During that particular Ash Wednesday mass 3 years ago, I suddenly felt very, VERY tired. It was almost like I had become so relaxed that I couldn't keep myself upright or keep my eyes open. There was a feeling of safety that I hadn't felt in years. Since then, I started attending mass on Sundays; it took me an entire year to go with any regularity. As a child, I always felt safe in church and that feeling continues. Well, it DID until today.
This afternoon my sons attended a mass where they were given the Light of Christ medal. I don't think that they realized how much work they did to earn the medals (probably 5 hours over the span of 4 to 5 weeks). The boys' dad brought them to church and they were 15 minutes late. Because I had their uniforms and changed in the church bathroom, they ended up being 20 minutes late. There was additional stress in the air because their dad proceeded to needle me about a drill that he needed and criticize the fact that I had forgotten their neckerchief. When the scout master handed me Nick and Alex's books that they had to complete in order to earn the Light of Christ medal, there was more tension.
The boys' dad decided that asking about the drill should be done during the beginning processional. I whispered that I didn't want to talk about the drill during mass. Then, during the first reading, the boys' dad decided that it was a good time to ask about the books that the boys had completed. He asked when the books were handed out and I whispered that now was not a good time but that I had told him about it (the scout master includes him on the emails that made reference to the books and the mass). That's when the boys' dad responded in a LOUD whisper, "You're a LIAR!" It was loud enough that the people in the pew in front of us turned around.
You'd think that it would have gotten better, but it got worse. The boys' dad decided to page through EACH page in the book during mass. The pages made a "flip, flip, flip" sound and the priest looked in our direction on more than one occasion. Once he was done with one book, he decided to hand it to me. When I wouldn't take it, he got mad and tried to shove it in my direction. I still wouldn't take it and he held on to it. I swear, it was the LONGEST 45 minutes of my life and any peace that I would have normally gotten from being in church was completely disrupted.
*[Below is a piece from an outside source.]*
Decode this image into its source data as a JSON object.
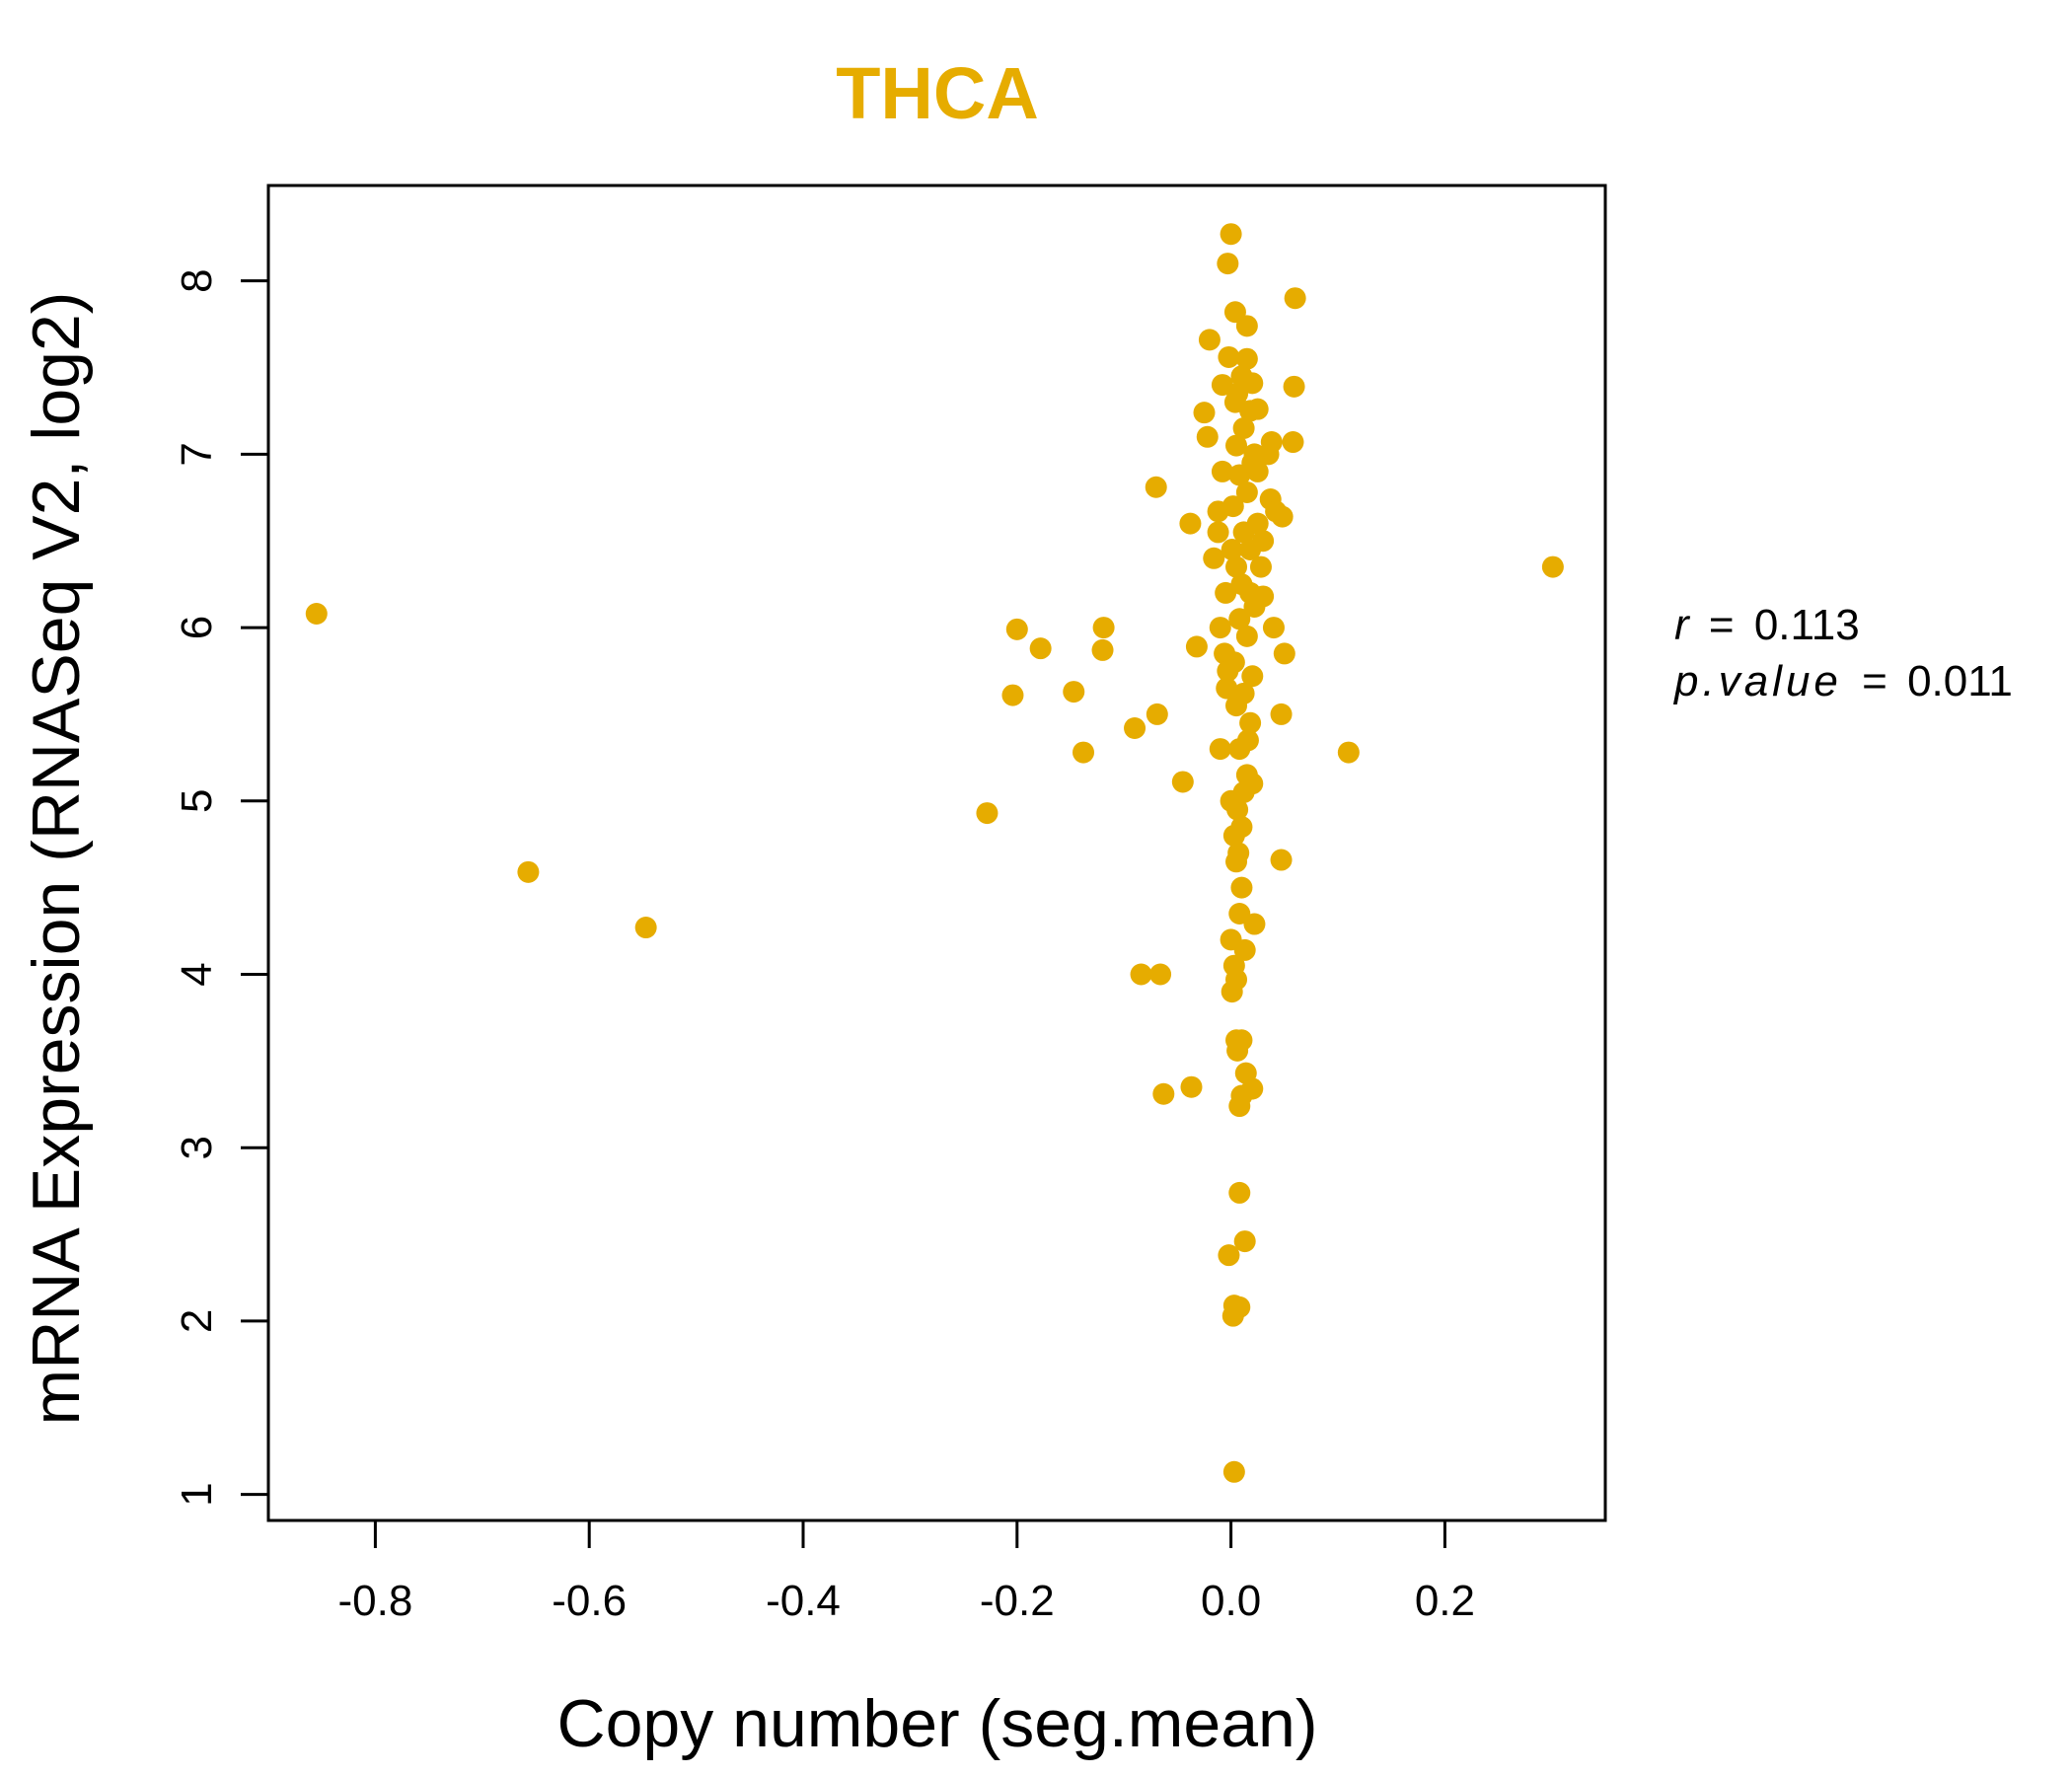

It's frustrating that someone who was supposedly raised Catholic cannot show respect during mass. It's more frustrating that someone who is supposed to be a role model to his children, cannot see that his behavior was not setting a good example for them. The boys were sitting in the pew across from where we were sitting and could see everything. I'm thinking that there will be many more times where we will be sitting in church together. I think it makes sense for us to NOT sit in the same pew or even talk to each other during mass going forward.